Es mucho más que una simple mascarilla. La última tendencia en belleza consiste en aplicar distintos tipos de mascarilla en la cara. De esta forma se cubren las necesidades de las diferentes zonas. Aplica una vez a la semana una mascarilla seborreguladora en la zona T y una mascarilla hidratante o revitalizante en las zonas secas. Déjalas actuar durante 10-15 minutos y aclara.

Usa las mascarillas en monodosis. Son perfectas para el multimasking y no acumulas productos.

El sol es un aliado a medias

Si tu piel es mixta, habrás notado que cuando tomas el sol la secreción de grasa se frena. No te engañes, es de forma provisional. Al cabo de unas semanas la producción de grasa se intensifica en la zona T. Para evitar este indeseado efecto rebote, utiliza a diario un fotoprotector matificante. Absorbe la grasa y no deja la piel untuosa o demasiado reseca. Elígelo con FPS 30 como mínimo.

Un sérum, el mejor amigo de la piel mixta

La piel mixta tiene con frecuencia un tono desigual y apagado. Notarás una gran diferencia si, en tu rutina diaria de cuidados, introduces un sérum que potencie la luminosidad de la piel

El maquillaje ideal para la piel mixta

Las texturas oil-free (libres de grasas) favorecen a las pieles mixtas con tendencia grasa y proporcionan un maquillaje muy natural de efecto nude. A la hora del retoque, las pieles mixtas y grasas solo deben eliminar el brillo de la barbilla y frente (que da aspecto de piel oleosa), el de la punta de la nariz (que visualmente puede deformarla) y el del pliegue nasolabial (puede dar la sensacion de rictus marcado.

Alimentos para la piel mixta

Los antioxidantes son el seguro de salud y vida más importante para tu piel. Algunos de los más necesarios son los betacarotenos. Están en las verduras de hoja verde (espinacas) y de color naranja y rojo (zanahorias, tomate…). La vitamina C (naranjas, limones, pimientos), los ácidos grasos omega 3 y 6 y las proteínas (carne y huevos) son un tesoro para tu piel.

¿Y qué hago si además… tengo acné tardío?

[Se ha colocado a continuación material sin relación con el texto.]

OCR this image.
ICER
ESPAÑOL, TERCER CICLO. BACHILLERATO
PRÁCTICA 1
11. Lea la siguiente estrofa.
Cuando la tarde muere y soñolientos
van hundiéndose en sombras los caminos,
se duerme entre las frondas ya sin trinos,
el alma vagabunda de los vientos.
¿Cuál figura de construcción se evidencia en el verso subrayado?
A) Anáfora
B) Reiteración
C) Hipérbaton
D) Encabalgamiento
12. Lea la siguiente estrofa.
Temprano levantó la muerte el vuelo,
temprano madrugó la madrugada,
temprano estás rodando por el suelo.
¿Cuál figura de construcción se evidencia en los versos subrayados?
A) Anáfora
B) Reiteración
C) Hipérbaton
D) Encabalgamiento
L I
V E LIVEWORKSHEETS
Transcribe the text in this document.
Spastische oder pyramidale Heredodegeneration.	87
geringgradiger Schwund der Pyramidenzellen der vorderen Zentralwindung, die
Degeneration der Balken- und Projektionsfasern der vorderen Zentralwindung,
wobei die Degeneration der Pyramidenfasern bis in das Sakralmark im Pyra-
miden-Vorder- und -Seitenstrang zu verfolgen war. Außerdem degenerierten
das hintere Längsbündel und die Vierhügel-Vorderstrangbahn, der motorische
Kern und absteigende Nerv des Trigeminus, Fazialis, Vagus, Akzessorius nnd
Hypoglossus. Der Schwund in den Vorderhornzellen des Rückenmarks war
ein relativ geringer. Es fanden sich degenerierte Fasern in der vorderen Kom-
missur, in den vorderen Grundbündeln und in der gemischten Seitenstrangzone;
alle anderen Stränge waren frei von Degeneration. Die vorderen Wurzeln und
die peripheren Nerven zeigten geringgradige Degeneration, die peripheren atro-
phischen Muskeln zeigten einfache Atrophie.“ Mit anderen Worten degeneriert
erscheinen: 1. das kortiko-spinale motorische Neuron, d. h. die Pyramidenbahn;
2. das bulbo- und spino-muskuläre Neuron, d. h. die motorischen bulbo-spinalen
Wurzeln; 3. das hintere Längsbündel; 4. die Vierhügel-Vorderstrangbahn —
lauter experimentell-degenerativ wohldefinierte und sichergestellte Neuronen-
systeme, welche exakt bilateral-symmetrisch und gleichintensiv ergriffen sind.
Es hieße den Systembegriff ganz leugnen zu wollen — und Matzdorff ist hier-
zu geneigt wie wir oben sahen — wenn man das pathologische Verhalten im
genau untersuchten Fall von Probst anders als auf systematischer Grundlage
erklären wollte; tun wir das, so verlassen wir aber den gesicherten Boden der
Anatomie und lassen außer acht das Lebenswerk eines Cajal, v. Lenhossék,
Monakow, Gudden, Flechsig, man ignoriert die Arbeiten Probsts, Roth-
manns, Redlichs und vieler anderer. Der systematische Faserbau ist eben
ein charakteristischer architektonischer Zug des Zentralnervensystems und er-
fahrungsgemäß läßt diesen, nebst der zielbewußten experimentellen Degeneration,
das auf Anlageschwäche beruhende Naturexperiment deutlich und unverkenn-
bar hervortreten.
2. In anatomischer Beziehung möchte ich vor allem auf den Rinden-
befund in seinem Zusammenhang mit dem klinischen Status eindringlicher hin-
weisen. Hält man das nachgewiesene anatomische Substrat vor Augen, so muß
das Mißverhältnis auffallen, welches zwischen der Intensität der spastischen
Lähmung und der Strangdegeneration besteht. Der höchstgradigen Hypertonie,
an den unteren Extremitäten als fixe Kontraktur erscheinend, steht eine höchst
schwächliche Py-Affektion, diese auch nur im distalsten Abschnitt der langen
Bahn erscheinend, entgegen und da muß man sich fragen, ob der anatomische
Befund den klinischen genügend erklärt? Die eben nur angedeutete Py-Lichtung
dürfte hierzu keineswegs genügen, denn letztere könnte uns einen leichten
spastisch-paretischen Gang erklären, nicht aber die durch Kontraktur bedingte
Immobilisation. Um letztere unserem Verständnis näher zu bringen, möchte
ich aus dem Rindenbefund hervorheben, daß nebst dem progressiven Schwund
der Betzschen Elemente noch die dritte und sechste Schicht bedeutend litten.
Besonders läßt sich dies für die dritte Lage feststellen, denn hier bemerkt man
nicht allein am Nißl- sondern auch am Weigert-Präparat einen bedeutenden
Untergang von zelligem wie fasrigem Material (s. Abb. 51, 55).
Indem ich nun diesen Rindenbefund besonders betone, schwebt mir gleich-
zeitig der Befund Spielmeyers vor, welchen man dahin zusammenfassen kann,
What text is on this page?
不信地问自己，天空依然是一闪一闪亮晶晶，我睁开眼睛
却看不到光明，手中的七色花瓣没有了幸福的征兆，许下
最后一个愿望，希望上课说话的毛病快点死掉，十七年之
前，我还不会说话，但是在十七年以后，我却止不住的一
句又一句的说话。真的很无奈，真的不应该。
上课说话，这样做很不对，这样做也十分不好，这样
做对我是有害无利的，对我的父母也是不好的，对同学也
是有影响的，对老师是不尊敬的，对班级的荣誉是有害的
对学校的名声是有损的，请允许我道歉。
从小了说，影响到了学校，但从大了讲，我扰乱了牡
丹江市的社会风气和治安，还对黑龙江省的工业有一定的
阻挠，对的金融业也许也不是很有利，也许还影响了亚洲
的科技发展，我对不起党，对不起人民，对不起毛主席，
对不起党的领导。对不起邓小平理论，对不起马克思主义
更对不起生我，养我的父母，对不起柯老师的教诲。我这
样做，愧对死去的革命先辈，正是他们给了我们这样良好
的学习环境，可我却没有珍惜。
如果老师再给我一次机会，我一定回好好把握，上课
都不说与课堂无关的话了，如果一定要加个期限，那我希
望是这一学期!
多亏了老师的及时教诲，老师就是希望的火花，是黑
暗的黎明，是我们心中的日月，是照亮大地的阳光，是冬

A menudo, la palabra acné se relaciona inmediatamente con ese periodo de tiempo que comprende la adolescencia, pero esta patología va mucho más allá y puede extenderse a la edad adulta. En el caso de las mujeres, 1 de cada 10 padece acné una vez cumplidos los 30 años. El tratamiento más adecuado consiste en la combinación de los fármacos adecuados prescritos por un dermatólogo junto a un complemento cosmético libre de aceite o no comedogénico.